Je lui ai écrit une lettre ouverte (publiée par Le Mauricien) en date du 23 septembre 2013 en ces termes :

« Vous appliquez une politique de « laisser faire » anarchique qui est en train d’exproprier les citoyens de la République de Maurice de leur pays et vous êtes ainsi le vecteur de la fracture sociale qui s’installe insidieusement dans le pays.

Quand nous avons des enfants, il nous faut nous engager à construire un monde meilleur pour eux et pour leurs enfants, et les enfants de leurs enfants… Croyez-moi ou pas, tous les enfants sont mes enfants.

Il existe dans ce pays un accaparement généralisé, conspirateur, frauduleux, corrupteur qui s’infiltre dans nos mœurs et dans notre culture au point que les tenants du pouvoir économique, politique, étatique et mafieux s’accaparent de tout, s’enrichissent à un degré inimaginable laissant les autres vivre dans la pauvreté et la promiscuité les plus dévastatrices pour nos enfants et pour la sécurité des citoyens. Chaque jour des crimes de toutes sortes sont perpétrés contre les enfants, et l’accaparement est tel que même les corps des enfants sont accaparés criminellement par des adultes détraqués. Garçons comme filles.

Quant aux citoyens ils sont de plus en plus individualistes et adeptes de la soumission volontaire. Vous laissez pourrir notre société. Cela ne vous touche point en tant que dirigeant. Je n’ai pas de commentaires à faire sur votre attitude en tant qu’humain. Votre miroir, comme celui de Dorian Gray, doit vous interpeller chaque jour.

Le racisme pratiqué par les surhommes, c’est-à-dire les puissants, s’installe donc dans notre pays au point que j’affirme que nous sommes depuis quelques années devenus une société ségrégationniste. » 

J’ai tout dit le concernant.
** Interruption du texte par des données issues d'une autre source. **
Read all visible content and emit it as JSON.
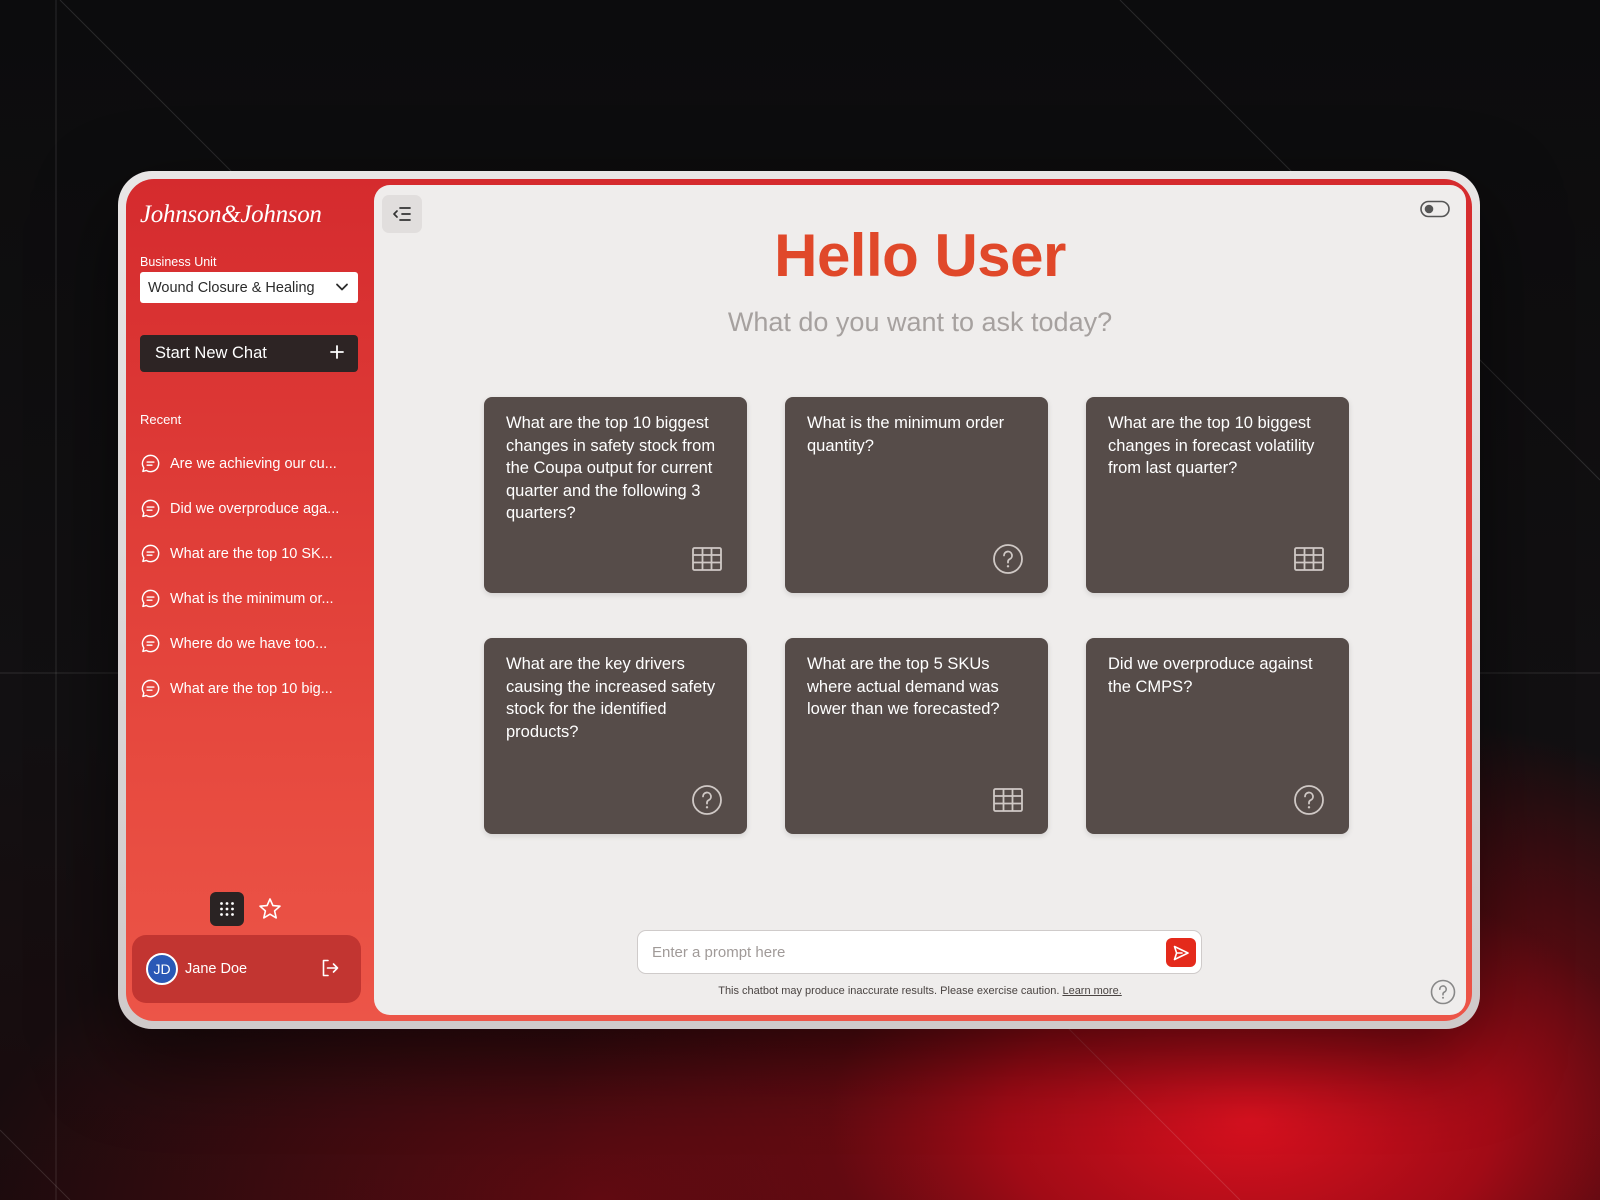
{
  "sidebar": {
    "brand": "Johnson&Johnson",
    "business_unit_label": "Business Unit",
    "business_unit_value": "Wound Closure & Healing",
    "new_chat_label": "Start New Chat",
    "recent_label": "Recent",
    "recent_items": [
      "Are we achieving our cu...",
      "Did we overproduce aga...",
      "What are the top 10 SK...",
      "What is the minimum or...",
      "Where do we have too...",
      "What are the top 10 big..."
    ],
    "user": {
      "initials": "JD",
      "name": "Jane Doe"
    }
  },
  "main": {
    "title": "Hello User",
    "subtitle": "What do you want to ask today?",
    "cards": [
      {
        "text": "What are the top 10 biggest changes in safety stock from the Coupa output for current quarter and the following 3 quarters?",
        "icon": "table-icon"
      },
      {
        "text": "What is the minimum order quantity?",
        "icon": "question-icon"
      },
      {
        "text": "What are the top 10 biggest changes in forecast volatility from last quarter?",
        "icon": "table-icon"
      },
      {
        "text": "What are the key drivers causing the increased safety stock for the identified products?",
        "icon": "question-icon"
      },
      {
        "text": "What are the top 5 SKUs where actual demand was lower than we forecasted?",
        "icon": "table-icon"
      },
      {
        "text": "Did we overproduce against the CMPS?",
        "icon": "question-icon"
      }
    ],
    "prompt_placeholder": "Enter a prompt here",
    "disclaimer": "This chatbot may produce inaccurate results. Please exercise caution.",
    "learn_more": "Learn more."
  },
  "colors": {
    "sidebar_red": "#d52b2e",
    "title_orange": "#e0482a",
    "card_bg": "#564c49",
    "send_red": "#e42a1b",
    "avatar_blue": "#2a58b6"
  }
}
Passons à d’autres choses.

* Qu’en est-il du MSM et du fils de Sir Anerood Jugnauth ? Sans l’épée de Damoclès qui reste suspendue au-dessus de la tête du leader du parti avec l’affaire MedPoint, croyez-vous qu’il soit possible pour que le MSM puisse remonter la pente avec toute cette série d’affaires impliquant les Sobrinho, Soodhun, Yerrigadoo, et tant d’autres du parti ou proches du pouvoir ? Il y aurait leurs fréquentations douteuses avec des trafiquants de tout acabit qui ont entaché son image depuis le début de son mandat ?
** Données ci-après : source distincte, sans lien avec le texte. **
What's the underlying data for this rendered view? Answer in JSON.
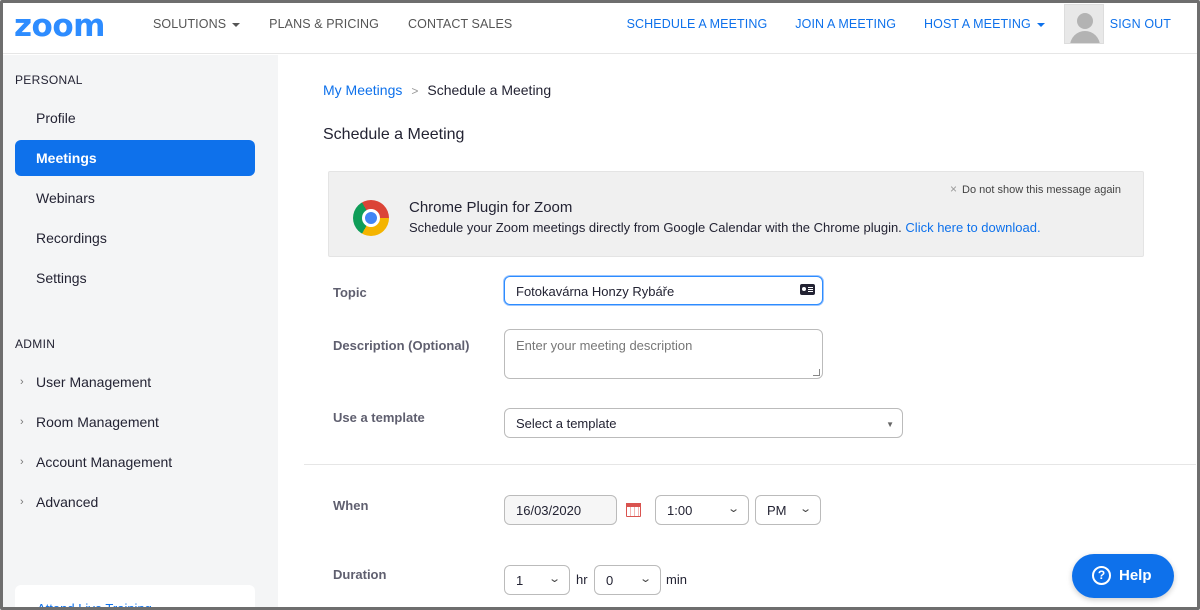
{
  "header": {
    "logo": "zoom",
    "nav_left": [
      {
        "label": "SOLUTIONS",
        "has_caret": true
      },
      {
        "label": "PLANS & PRICING"
      },
      {
        "label": "CONTACT SALES"
      }
    ],
    "nav_right": [
      {
        "label": "SCHEDULE A MEETING"
      },
      {
        "label": "JOIN A MEETING"
      },
      {
        "label": "HOST A MEETING",
        "has_caret": true
      }
    ],
    "sign_out": "SIGN OUT"
  },
  "sidebar": {
    "personal_heading": "PERSONAL",
    "personal_items": [
      "Profile",
      "Meetings",
      "Webinars",
      "Recordings",
      "Settings"
    ],
    "active_item": "Meetings",
    "admin_heading": "ADMIN",
    "admin_items": [
      "User Management",
      "Room Management",
      "Account Management",
      "Advanced"
    ],
    "bottom_card_text": "Attend Live Training"
  },
  "breadcrumb": {
    "parent": "My Meetings",
    "separator": ">",
    "current": "Schedule a Meeting"
  },
  "page_title": "Schedule a Meeting",
  "plugin_banner": {
    "title": "Chrome Plugin for Zoom",
    "description": "Schedule your Zoom meetings directly from Google Calendar with the Chrome plugin.",
    "link": "Click here to download.",
    "dismiss": "Do not show this message again",
    "dismiss_icon": "×"
  },
  "form": {
    "topic": {
      "label": "Topic",
      "value": "Fotokavárna Honzy Rybáře"
    },
    "description": {
      "label": "Description (Optional)",
      "placeholder": "Enter your meeting description"
    },
    "template": {
      "label": "Use a template",
      "value": "Select a template"
    },
    "when": {
      "label": "When",
      "date": "16/03/2020",
      "time": "1:00",
      "ampm": "PM"
    },
    "duration": {
      "label": "Duration",
      "hours": "1",
      "hours_unit": "hr",
      "minutes": "0",
      "minutes_unit": "min"
    }
  },
  "help_button": "Help",
  "colors": {
    "brand_blue": "#2D8CFF",
    "link_blue": "#0E71EB",
    "sidebar_bg": "#f4f5f6"
  }
}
Pravind Jugnauth va se débarrasser de toute personne qui ne soutient pas la dynastie Jugnauth sans conditions. Il va éliminer toute personne impliquée dans des affaires qui affectent la crédibilité de la dynastie.

Il vient de proposer un budget qui ne parle pas de macro économie et qui utilise des concepts électoralistes pour faire taire ses opposants. Il nous rend ce qu’il a pris de trop. Il nous donne ce que nous aurons à rembourser plus tard. Il est dans la répétition propositionnelle, dans des dépenses gargantuesques, dans l’«investment swapping », dans l’économie hors production soutenue par l’endettement outrancier des ménages…

Il a proposé un « split budget ». L’expression « I want my split » est traduite en français par « je veux ma part de gâteau » Quand chacun séparément se sent subjectivement satisfait, Jugnauth croit qu’objectivement ce qu’il fait ou ne fait pas passera.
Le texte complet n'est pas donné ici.